Narrative is the politically correct buzz word these days: There's your narrative (version of events) and there's mine. No absolute truth. No documented history. One narrative is to be respected as much as another, is as valid as another.

This take has generated much difficulty for Israel . For our truth has gotten lost in a revisionist, relativist take on matters. As Assaf Wohl wrote recently in YNet, "For some reason, whenever I hear the word 'narrative' I immediately sense the stench of lies tickling my Jewish nostrils. I found this word too often in articles written by those 'new historians,' who in order to advance their anti-Israeli and post-Zionist ideas invented the term 'narrative.'"

And unfortunately we have not been forceful enough in responding and defending our position. In fact, the opposite seems to be occurring. There is a current dispute in Israel about the fact that the concept of Nakba (catastrophe) is to be introduced into textbooks in Israel for the Arab populace: While Jews were celebrating their Independence, the Arabs marked this day as the Nakba, it explains. The argument being advanced is that this dovetails with the version of events the students are being taught in their homes and mosques, confirming their reality as one narrative -- although not the Jewish narrative. But their "reality" is distorted and it perhaps falls to the schools in particular to present the facts.


In a briefing done for the Jerusalem Center for Public Affairs , Dan Diker visits this same issue of narrative and how we've fallen on our faces with regard to defending our positions. In writing about "Why Israel Must Now Move from a Concessions-Based Diplomacy to Rights-Based Diplomacy," Diker explains:

In spite of generous territorial concessions , Israel is not receiving international support, but, instead, faces an increased challenge internationally to her existence. This is happening because with Oslo Israeli diplomacy was focused on helping the Palestinians achieve what they -- the Palestinians -- claimed were their "legitimate rights." This was a tacit recognition of the Palestinian narrative -- accepted in the hope that this position of granting concessions would lead to peace. But in the process, the Israeli narrative was lost.

We spent painful years pretending that the Palestinians had "rights" that they don't have. And as we failed to defend the rights we do have, the world forgot about them. The world? Our own head of state. Diker presents the following example among many.

In June, the Guardian ran opposing op-eds by Israeli Prime Minister Olmert and Palestinian Prime Minster Haniyeh.

Haniyeh spoke of rights: "My people will...remain rooted in their land, whatever the price, and pursue their legitimate right to resist the occupation." Their land.
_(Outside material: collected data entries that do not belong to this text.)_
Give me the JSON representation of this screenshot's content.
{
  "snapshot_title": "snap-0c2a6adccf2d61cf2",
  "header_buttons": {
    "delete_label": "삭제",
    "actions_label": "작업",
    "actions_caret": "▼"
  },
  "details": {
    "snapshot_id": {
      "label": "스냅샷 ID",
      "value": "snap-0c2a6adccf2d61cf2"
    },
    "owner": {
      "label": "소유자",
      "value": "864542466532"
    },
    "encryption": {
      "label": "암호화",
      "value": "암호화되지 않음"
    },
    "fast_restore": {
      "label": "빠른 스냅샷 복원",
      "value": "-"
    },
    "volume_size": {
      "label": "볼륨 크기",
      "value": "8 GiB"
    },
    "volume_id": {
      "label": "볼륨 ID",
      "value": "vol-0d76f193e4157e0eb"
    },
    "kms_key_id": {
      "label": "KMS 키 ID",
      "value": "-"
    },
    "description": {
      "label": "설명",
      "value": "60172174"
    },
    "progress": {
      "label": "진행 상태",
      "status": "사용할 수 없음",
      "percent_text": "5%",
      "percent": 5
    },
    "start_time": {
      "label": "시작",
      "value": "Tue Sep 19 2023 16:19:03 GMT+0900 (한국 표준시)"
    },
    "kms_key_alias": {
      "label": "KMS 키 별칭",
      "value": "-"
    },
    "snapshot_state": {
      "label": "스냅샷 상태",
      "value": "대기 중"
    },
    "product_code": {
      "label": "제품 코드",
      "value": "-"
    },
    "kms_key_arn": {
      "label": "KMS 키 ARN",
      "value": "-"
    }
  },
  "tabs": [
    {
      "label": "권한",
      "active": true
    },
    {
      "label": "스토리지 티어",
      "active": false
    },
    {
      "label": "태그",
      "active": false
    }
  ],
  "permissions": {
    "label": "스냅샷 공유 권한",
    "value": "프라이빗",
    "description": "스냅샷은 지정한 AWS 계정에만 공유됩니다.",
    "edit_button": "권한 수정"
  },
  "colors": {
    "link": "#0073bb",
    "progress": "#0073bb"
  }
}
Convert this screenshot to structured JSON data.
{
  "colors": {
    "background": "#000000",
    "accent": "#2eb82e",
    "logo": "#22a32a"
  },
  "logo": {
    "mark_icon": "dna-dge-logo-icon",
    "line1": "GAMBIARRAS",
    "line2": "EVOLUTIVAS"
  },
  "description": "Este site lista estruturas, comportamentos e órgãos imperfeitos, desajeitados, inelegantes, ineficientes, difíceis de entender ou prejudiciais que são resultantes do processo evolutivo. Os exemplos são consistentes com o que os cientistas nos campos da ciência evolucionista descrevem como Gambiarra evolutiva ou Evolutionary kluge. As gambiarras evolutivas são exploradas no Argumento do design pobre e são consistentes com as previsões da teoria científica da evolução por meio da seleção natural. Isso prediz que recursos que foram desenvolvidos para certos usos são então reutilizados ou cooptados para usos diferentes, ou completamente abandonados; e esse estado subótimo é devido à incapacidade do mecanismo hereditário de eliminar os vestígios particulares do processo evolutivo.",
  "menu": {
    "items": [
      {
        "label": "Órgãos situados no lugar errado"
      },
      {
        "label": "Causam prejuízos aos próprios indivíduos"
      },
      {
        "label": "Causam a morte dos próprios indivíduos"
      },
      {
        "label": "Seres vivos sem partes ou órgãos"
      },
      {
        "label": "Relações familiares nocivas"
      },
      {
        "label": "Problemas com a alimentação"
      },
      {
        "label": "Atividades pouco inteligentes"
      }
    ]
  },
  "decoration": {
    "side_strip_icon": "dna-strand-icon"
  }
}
Their legitimate right.

All Olmert did was lament the poor response Israel was receiving from the Palestinians with regard to concessions made: "In the face of concessions that have threatened our own domestic consensus, the constant refrain has been the Palestinian refusal to end its violent attacks on our citizens." In spite of this, Olmert concluded with a restatement of his position that "Israel is prepared to make painful concessions to pay the price for a lasting and just peace that will allow the people of the Middle East to live in dignity and security."

It's all about what we will give. No refutation of Palestinian claims and no statement of our own rights. This is a serious, serious business.